Ingredients:

  • 250g (2 cups) All-Purpose Flour (plain flour)
  • 175g (3/4 cup packed) Granulated Sugar (caster sugar)
  • 2 teaspoons Baking Powder
  • 1/4 teaspoon Baking Soda (Bicarbonate of Soda)
  • 1/4 teaspoon Salt
  • 120ml (1/2 cup) Vegetable Oil (or melted unsalted butter)
  • 2 Large Eggs
  • 120ml (1/2 cup) Buttermilk (or milk with 1 tablespoon lemon juice added)
  • 2 tablespoons Lemon Juice
  • Zest of 2 Lemons (about 2 tablespoons)
  • 1 teaspoon Vanilla Extract
  • 115g (4 oz or 1/2 cup) Cream Cheese, softened
  • 50g (1/4 cup) Granulated Sugar (caster sugar)
  • 1 Large Egg Yolk
  • 1 tablespoon Lemon Juice
  • 1/2 teaspoon Vanilla Extract

Instructions:

  1. Preheat oven to 200°C (400°F). Line muffin tin with paper liners or grease well.
  2. In a medium bowl, beat cream cheese and sugar until smooth.
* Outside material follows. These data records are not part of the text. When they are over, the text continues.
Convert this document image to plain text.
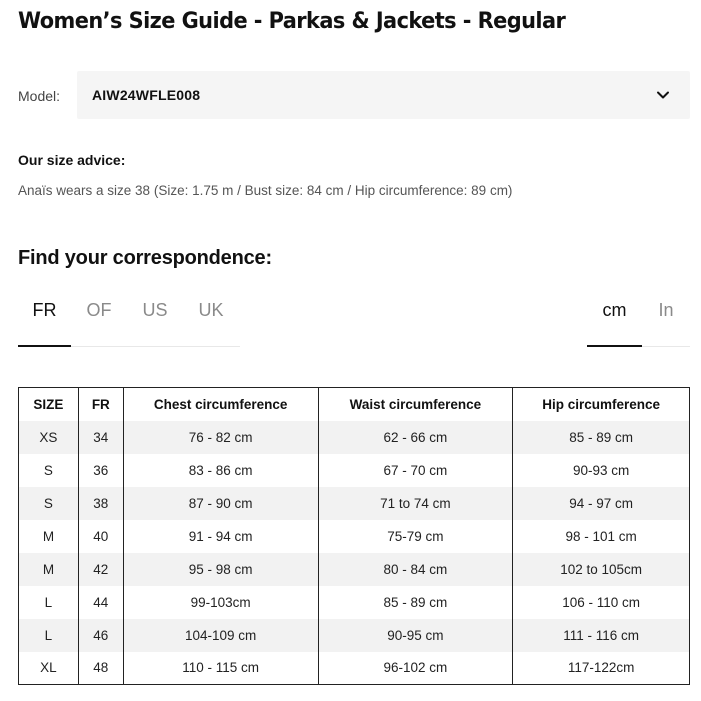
Women’s Size Guide - Parkas & Jackets - Regular
Model: AIW24WFLE008
Our size advice:
Anaïs wears a size 38 (Size: 1.75 m / Bust size: 84 cm / Hip circumference: 89 cm)
Find your correspondence:
FR	OF	US	UK	cm	In
SIZE	FR	Chest circumference	Waist circumference	Hip circumference
XS	34	76 - 82 cm	62 - 66 cm	85 - 89 cm
S	36	83 - 86 cm	67 - 70 cm	90-93 cm
S	38	87 - 90 cm	71 to 74 cm	94 - 97 cm
M	40	91 - 94 cm	75-79 cm	98 - 101 cm
M	42	95 - 98 cm	80 - 84 cm	102 to 105cm
L	44	99-103cm	85 - 89 cm	106 - 110 cm
L	46	104-109 cm	90-95 cm	111 - 116 cm
XL	48	110 - 115 cm	96-102 cm	117-122cm
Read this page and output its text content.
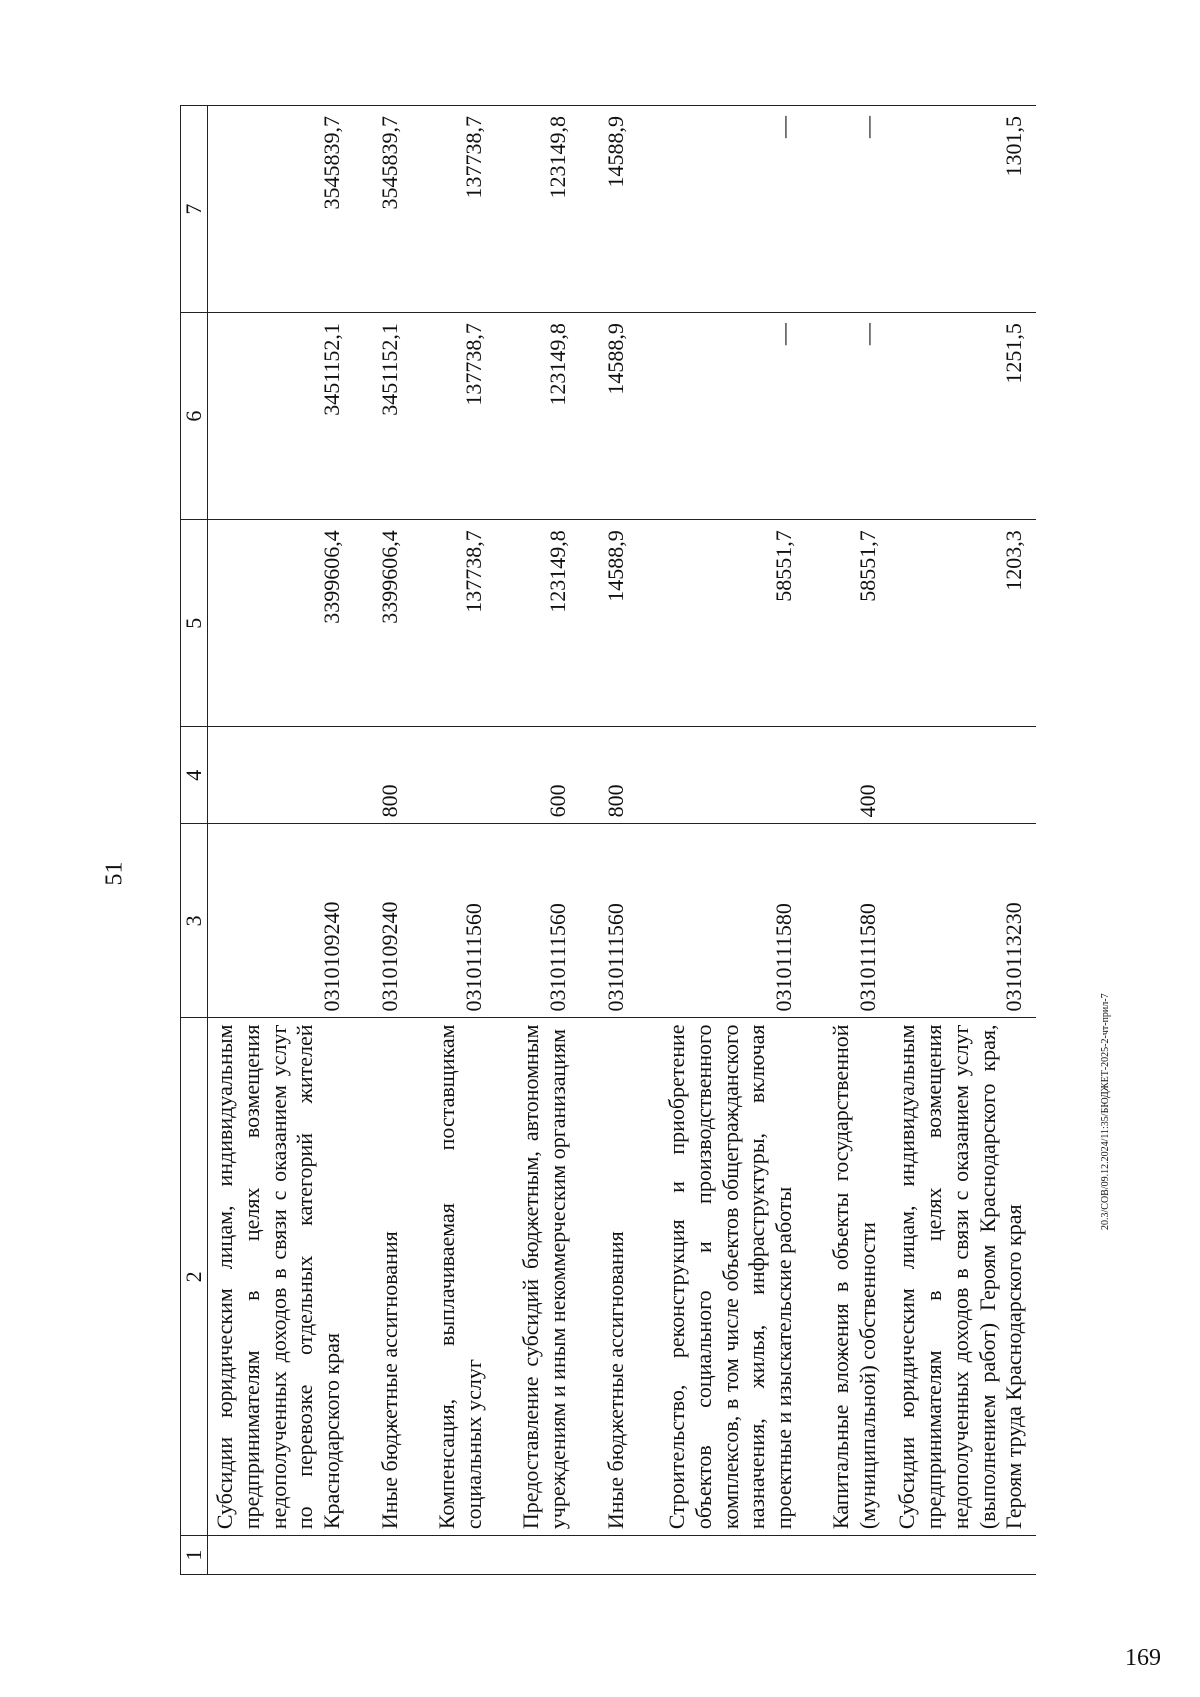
51
1	2	3	4	5	6	7
	Субсидии юридическим лицам, индивидуальным предпринимателям в целях возмещения недополученных доходов в связи с оказанием услуг по перевозке отдельных категорий жителей Краснодарского края	0310109240		3399606,4	3451152,1	3545839,7
	Иные бюджетные ассигнования	0310109240	800	3399606,4	3451152,1	3545839,7
	Компенсация, выплачиваемая поставщикам социальных услуг	0310111560		137738,7	137738,7	137738,7
	Предоставление субсидий бюджетным, автономным учреждениям и иным некоммерческим организациям	0310111560	600	123149,8	123149,8	123149,8
	Иные бюджетные ассигнования	0310111560	800	14588,9	14588,9	14588,9
	Строительство, реконструкция и приобретение объектов социального и производственного комплексов, в том числе объектов общегражданского назначения, жилья, инфраструктуры, включая проектные и изыскательские работы	0310111580		58551,7	—	—
	Капитальные вложения в объекты государственной (муниципальной) собственности	0310111580	400	58551,7	—	—
	Субсидии юридическим лицам, индивидуальным предпринимателям в целях возмещения недополученных доходов в связи с оказанием услуг (выполнением работ) Героям Краснодарского края, Героям труда Краснодарского края	0310113230		1203,3	1251,5	1301,5
20.3/СОВ/09.12.2024/11:35/БЮДЖЕТ-2025-2-чт-прил-7
169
Beat in egg yolk, lemon juice, and vanilla. Set aside.
  3. In a large bowl, whisk together flour, sugar, baking powder, baking soda, and salt.
  4. In a separate bowl, whisk together oil, eggs, buttermilk, lemon juice, lemon zest, and vanilla extract.
  5. Pour the wet ingredients into the dry ingredients and gently fold until just combined. Be careful not to overmix. A few streaks of flour are okay.
  6. Spoon a generous dollop of muffin batter into each muffin liner, filling each cup about halfway.
  7. Drop a spoonful of the cream cheese filling onto the center of each muffin.
  8. Top with remaining muffin batter, filling each cup about 3/4 full.
  9. Bake for 5 minutes at 200°C (400°F), then reduce oven temperature to 175°C (350°F) and bake for another 15-20 minutes, or until a toothpick inserted into the center comes out clean.
  10. Let the muffins cool in the muffin tin for a few minutes before transferring them to a wire rack to cool completely.